Well, I did say it would be nice if people made reasoned comments instead of just repeating whatever makes them popular.
But ultimately the question this thread is about is "What's behind the growing backlash towards AI data centers?" And I'm answering it. I think the backlash is a moral panic and it's magnified by the nature of fora like this one.
You can predict how much a task will take in tokens. The accuracy of the prediction may not be perfect, but if you can ballpark it that can tell you a lot about what models to make use of.
Also, not all tokens are the same. Different models require different amounts and kinds of computing power to run. Using a very large context costs more per token because you need a computer with a lot of memory to fit it all. If you need it fast that's more expensive than if you an take your time. Does the task involve vision or audio? Does the context need to be saved for an ongoing chat? Does it need to wait for tool calls to return between rounds? There are a lot of variables that can be tweaked to vary the cost that an AI call will take, and a lot of those variables can be predicted without having to actually run the whole thing first.
This is exactly what I'm talking about. Current LLM usage patterns tend to be pretty inefficient because people just thow tasks at the biggest and bestest models. Those models handle them, sure, because they're the biggest and bestest. But most tasks don't need that much.
I've used coding agents a fair bit along with the various other AI applications I've fiddled with, and often I ask them to do things that are dead simple.

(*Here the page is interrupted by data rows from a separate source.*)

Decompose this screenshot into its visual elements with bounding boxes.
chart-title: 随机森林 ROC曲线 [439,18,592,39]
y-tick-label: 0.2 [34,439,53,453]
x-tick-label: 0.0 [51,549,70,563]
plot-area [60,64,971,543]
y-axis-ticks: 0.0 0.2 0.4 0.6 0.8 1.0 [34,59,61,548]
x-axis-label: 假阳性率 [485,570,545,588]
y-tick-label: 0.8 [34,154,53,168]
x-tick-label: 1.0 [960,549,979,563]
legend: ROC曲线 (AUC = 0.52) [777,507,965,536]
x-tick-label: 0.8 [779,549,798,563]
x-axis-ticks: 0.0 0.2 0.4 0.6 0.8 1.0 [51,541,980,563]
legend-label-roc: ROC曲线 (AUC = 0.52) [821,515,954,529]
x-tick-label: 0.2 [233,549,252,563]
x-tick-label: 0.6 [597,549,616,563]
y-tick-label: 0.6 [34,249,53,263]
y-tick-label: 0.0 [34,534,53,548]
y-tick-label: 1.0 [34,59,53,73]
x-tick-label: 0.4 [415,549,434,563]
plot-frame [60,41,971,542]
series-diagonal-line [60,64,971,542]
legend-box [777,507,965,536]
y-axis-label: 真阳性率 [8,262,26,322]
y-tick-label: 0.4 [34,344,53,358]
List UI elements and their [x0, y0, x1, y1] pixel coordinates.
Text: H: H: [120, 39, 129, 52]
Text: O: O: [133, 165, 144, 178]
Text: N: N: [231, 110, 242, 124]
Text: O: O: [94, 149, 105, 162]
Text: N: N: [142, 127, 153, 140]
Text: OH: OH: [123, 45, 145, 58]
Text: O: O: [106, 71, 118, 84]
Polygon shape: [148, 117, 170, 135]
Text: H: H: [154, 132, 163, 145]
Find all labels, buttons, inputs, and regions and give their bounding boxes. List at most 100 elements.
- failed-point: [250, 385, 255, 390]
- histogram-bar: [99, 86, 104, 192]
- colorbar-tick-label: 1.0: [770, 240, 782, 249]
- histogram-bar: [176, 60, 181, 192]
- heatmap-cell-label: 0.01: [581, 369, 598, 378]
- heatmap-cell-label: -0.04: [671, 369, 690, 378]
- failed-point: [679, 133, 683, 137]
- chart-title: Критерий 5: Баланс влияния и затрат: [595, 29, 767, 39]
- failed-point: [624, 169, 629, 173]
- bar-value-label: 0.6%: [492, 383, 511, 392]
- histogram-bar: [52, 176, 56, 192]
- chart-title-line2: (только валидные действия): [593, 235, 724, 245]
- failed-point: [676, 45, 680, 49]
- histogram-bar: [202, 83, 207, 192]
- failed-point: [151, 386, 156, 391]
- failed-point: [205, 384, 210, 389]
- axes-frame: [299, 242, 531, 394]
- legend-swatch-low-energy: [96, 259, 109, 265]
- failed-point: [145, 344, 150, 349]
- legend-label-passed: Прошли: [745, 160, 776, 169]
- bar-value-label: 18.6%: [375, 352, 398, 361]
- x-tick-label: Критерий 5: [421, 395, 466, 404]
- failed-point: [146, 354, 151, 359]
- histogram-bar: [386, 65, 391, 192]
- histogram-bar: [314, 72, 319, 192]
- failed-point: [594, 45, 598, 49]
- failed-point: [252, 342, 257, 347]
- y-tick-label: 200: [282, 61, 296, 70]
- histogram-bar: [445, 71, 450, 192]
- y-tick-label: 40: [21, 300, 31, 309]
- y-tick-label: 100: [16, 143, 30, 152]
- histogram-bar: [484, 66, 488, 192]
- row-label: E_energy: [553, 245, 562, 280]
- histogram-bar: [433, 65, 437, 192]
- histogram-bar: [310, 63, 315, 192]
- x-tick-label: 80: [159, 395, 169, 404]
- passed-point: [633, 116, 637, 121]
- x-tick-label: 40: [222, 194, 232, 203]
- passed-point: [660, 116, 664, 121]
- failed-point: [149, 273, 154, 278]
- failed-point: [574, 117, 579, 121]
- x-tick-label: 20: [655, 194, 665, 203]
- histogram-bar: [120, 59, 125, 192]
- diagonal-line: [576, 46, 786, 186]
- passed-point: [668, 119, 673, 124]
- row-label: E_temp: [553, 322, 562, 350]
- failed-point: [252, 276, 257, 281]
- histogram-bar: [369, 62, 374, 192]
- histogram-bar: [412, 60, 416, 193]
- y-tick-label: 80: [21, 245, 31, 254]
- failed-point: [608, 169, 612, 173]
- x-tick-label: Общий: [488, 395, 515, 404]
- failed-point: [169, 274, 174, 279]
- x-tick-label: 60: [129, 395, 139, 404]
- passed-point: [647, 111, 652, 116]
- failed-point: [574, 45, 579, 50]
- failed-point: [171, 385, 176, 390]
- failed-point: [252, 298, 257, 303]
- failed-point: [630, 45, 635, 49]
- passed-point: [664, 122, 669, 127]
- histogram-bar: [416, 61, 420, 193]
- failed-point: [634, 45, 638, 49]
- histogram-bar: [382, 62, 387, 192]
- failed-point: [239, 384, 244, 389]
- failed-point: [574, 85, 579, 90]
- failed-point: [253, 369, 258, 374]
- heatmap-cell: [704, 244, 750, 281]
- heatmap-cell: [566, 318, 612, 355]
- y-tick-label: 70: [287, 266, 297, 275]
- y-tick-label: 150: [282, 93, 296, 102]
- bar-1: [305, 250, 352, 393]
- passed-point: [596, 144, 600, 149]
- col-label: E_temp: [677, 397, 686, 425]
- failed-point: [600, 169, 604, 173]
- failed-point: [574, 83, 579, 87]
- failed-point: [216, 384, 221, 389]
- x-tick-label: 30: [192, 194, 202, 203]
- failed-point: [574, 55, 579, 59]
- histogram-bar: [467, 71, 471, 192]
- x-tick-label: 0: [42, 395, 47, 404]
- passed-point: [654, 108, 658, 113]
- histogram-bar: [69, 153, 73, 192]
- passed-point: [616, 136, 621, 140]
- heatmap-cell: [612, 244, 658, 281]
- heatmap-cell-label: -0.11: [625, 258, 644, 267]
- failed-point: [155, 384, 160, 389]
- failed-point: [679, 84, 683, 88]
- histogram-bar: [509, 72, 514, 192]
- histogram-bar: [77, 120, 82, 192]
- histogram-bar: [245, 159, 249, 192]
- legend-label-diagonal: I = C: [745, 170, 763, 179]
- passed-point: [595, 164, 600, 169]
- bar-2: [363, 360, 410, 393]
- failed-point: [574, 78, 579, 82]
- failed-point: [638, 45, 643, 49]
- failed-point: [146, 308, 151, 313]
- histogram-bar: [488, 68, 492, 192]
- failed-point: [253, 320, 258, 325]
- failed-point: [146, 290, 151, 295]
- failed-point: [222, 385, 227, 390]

Create a function to sort some data and select whatever fits certain criteria. Add type checking to a file. Create a unit test for a function. Stuff like that could easily be done by a small local model, but the coding agent sends it off to Opus or whatever just like every other task. That can change.
I don't think you've used modern coding AIs much.
Or, for that matter, worked with human coders.
There is no one single "killer" application for LLMs. They're about as general a computing platform as you can get.